Saturday, December 31, 2011

Happy New Year....31 day challenge

Happy New YEar.....I am going to start this year by starting a 31 day challenge.

I need a change... I need to stick with it.

Day one will be my room....

Organizing my room.... Yarn, the rug and my dresser


I want my house to be somewhere nice and organized. I will update tomorrow with what I did.

casey

Thursday, December 29, 2011

Wow Long time no post


So the last time I posted was a long time ago...and my kids were going out to Ny for the summer.

They went and they had the best time ever. I missed them but I had a great summer with Michael, my husband not son just to clear up.

We were adults again and got to spent time together...found us, each as of us grew as adults, and then together as a couple.

My kids got to have one of the best summers ever with their grandparents and grew closer together and with my family. They got to go to North Carolina and see their cousins.

I also got a new job... and I love my new job. It is so much better and I am so much better. I wish I could be home still but that still isnt in the cards.

Christmas has just passed and the new year is upon us. I am ready to make some changes and looking forward to the up coming year.

What is your 2012 going to bring?


casey

Sunday, June 12, 2011

D day

So today was D day at my house. My kids left for summer vacation and I am miserable. My husband is driving them out there. So that leaves me home...by myself ...well with the wonder dogs and I am just sad.

I miss the sounds of bickering, the laughing, the chatter. I miss the sounds of people who love me and whom I love more than anything.

I hate being alone. With the quiet thinking ...thinking of things I cant answer. Like how did I get here...why cant I be with them? Why do I have to work at job I hate when I should clearly be with my kids.

Sigh. I am hoping the voices shut off and I find a way to tame them. To find my peace and work on myself ...as I dont have to work on anyone else for a while.

Off to read the paper and look at the sale flyers.

casey

Thursday, June 9, 2011

hello

So I love blogs ... I love the concept of them and I love to read them. But I have trouble doing it. I think that not knitting as much and working so much has really affected me and my ability to do things.

So I am going to really try and have two ideas in mind. My kiddos are taking off to their grandparents house for the Summer. I have already gone through the guilt of they are leaving me syndrome. What I would love to do it take control back over my life and myself. Find myself if you will.

So the major areas will be my house and myself.

I am going to post weekly but I would love to to daily posts. I am going to weigh in, and then blog about my diet, my routine and my progress. I need to find myself again and part of that is shedding my weight.

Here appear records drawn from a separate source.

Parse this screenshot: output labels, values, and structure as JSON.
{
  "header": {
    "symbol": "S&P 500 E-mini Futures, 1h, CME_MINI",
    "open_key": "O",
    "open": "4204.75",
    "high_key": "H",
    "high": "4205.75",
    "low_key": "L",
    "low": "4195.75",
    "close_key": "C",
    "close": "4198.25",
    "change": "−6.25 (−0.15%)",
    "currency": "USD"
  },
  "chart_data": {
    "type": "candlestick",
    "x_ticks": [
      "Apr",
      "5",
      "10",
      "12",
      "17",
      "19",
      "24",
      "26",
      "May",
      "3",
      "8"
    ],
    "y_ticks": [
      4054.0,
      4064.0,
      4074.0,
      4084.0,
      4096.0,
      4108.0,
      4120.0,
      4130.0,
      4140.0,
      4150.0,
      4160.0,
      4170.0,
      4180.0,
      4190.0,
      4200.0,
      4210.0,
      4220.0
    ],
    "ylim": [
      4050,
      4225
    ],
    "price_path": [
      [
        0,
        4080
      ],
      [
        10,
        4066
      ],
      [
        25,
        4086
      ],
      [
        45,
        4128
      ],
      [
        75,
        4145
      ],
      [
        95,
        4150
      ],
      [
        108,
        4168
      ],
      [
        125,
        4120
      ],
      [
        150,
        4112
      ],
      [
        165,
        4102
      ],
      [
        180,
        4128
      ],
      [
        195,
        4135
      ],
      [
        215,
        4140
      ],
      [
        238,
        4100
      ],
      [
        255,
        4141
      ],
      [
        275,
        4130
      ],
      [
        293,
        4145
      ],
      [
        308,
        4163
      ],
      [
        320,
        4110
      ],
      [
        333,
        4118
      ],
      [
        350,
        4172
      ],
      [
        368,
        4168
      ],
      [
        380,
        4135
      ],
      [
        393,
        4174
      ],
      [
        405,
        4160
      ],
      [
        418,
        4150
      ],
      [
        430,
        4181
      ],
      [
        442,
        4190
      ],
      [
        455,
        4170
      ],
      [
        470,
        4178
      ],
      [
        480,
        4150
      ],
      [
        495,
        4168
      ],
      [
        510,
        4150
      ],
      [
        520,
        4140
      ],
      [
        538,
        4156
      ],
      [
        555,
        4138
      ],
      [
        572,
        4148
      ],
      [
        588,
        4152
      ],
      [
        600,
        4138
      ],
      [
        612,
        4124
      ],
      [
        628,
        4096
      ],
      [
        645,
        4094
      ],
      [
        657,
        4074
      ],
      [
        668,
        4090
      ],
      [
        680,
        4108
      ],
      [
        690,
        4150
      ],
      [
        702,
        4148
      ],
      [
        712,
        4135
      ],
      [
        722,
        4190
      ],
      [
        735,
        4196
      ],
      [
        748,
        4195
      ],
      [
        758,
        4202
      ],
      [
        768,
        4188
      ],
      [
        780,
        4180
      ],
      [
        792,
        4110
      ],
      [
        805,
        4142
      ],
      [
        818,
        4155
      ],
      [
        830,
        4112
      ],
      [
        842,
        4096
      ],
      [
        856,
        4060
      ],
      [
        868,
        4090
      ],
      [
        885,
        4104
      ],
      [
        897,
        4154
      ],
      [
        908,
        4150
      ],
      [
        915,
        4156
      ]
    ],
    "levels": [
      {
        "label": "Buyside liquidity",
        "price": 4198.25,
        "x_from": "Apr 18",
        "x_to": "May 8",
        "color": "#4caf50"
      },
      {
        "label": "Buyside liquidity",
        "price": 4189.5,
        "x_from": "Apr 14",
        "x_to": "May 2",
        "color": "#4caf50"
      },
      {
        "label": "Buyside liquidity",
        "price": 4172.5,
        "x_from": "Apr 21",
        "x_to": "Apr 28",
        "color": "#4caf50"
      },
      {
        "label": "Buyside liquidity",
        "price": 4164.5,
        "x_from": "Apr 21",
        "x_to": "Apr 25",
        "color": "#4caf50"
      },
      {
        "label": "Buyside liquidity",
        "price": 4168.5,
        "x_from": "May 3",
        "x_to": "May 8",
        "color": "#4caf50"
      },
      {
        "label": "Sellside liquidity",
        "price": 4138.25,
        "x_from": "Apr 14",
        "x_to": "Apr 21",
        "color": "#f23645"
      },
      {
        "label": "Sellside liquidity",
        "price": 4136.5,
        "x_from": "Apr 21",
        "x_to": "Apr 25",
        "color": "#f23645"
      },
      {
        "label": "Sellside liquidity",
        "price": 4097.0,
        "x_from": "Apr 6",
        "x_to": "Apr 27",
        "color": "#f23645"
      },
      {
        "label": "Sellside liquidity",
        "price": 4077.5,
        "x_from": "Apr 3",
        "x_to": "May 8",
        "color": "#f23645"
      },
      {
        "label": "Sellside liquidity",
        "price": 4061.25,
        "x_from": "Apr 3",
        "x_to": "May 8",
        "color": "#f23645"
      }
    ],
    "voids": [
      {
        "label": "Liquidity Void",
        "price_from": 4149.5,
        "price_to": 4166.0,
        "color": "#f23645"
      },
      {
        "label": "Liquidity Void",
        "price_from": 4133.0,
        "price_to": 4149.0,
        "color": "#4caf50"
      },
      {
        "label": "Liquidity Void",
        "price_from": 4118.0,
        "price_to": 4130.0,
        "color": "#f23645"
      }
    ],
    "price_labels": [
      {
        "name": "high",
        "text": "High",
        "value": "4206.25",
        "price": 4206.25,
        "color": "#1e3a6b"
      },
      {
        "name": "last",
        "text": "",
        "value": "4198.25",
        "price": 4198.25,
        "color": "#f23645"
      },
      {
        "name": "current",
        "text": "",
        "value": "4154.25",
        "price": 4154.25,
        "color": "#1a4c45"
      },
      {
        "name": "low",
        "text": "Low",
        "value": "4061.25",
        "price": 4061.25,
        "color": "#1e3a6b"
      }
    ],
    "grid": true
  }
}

I need to learn who I am and stop hiding. I am okay with me but I know I can be better.

Who is with me?

casey

Sunday, January 2, 2011

Long day

do you ever feel like you are on a hamster wheel?


Not sure why but today was that day. Sometimes I think that this is the worst thing ever. I am trying to knit again but the hand still istn ready. I think I need to accept this. But what I can not accept is that everyday should be like this. I think I am going to get off the hamster wheel

Casey

Saturday, January 1, 2011

goals

Want to make a change. I want to change my life and my house.

I need a plan. But i need to make it happen.